Stabilitas tim juara bertahan, Red Bull Racing, kembali diguncang isu kepemimpinan pada 24 Maret 2026. Melansir laporan SPORTbible, Christian Horner dikabarkan tengah mengevaluasi langkah karier selanjutnya setelah pengabdian panjang selama 21 tahun. Keputusan ini datang di saat Red Bull sedang berada di puncak performa teknis, namun menghadapi tekanan politik internal yang tak kunjung reda.
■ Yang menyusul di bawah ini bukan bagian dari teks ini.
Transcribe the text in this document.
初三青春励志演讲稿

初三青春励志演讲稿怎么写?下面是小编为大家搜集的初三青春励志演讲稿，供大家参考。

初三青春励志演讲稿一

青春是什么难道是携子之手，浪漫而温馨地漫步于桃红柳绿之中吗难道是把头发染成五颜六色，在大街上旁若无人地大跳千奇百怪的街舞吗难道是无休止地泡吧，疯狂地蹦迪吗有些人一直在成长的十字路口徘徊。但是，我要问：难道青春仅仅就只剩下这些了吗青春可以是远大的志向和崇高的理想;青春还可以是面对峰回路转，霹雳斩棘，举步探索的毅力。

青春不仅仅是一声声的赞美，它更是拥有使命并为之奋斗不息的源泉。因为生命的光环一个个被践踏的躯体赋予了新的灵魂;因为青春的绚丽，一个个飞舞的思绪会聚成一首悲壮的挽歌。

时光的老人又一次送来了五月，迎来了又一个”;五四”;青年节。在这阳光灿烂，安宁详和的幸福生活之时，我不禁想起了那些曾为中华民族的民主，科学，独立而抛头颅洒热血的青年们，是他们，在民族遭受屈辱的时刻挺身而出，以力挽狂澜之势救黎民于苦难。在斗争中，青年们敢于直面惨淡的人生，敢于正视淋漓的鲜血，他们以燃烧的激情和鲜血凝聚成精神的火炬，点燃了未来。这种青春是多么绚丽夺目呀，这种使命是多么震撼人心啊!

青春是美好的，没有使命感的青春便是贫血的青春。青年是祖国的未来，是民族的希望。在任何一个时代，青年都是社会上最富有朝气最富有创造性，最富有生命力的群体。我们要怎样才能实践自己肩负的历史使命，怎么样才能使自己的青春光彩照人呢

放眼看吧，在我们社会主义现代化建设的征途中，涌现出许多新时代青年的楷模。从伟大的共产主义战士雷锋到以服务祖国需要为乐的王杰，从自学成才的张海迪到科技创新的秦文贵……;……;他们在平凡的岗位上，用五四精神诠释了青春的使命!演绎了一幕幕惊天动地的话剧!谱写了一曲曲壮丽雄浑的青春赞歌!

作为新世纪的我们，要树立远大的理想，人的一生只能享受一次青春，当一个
Secara analitis, Horner bukan sekadar manajer; ia adalah arsitek budaya kemenangan Red Bull. Potensi kepindahannya ke peran baru—entah itu posisi eksekutif di bawah Liberty Media atau peran strategis di perusahaan induk Red Bull—akan menciptakan kekosongan kekuasaan yang sulit diisi. Kepergian sosok "pemersatu" seperti Horner di tahun 2026 bisa menjadi celah bagi tim rival seperti Ferrari atau Mercedes untuk menarik personel teknis kunci yang selama ini setia di bawah komandonya.
• Tokoh Utama: Christian Horner.
• Status: Mempertimbangkan Peran/Pekerjaan Baru.
• Risiko Tim: Instabilitas Struktur & Loyalitas Personel.
• Fokus Spekulasi: Peran Eksekutif di Formula 1 Global.
Fokus utama kami saat ini adalah memantau pernyataan resmi dari markas Milton Keynes dalam beberapa hari ke depan. Kami juga memperhatikan reaksi pasar dan sponsor terhadap rumor ini, mengingat Horner adalah wajah komersial utama tim. Di tengah persaingan ketat musim 2026, berita mengenai transisi kepemimpinan Horner tetap menjadi topik paling sensitif bagi ekosistem Formula 1.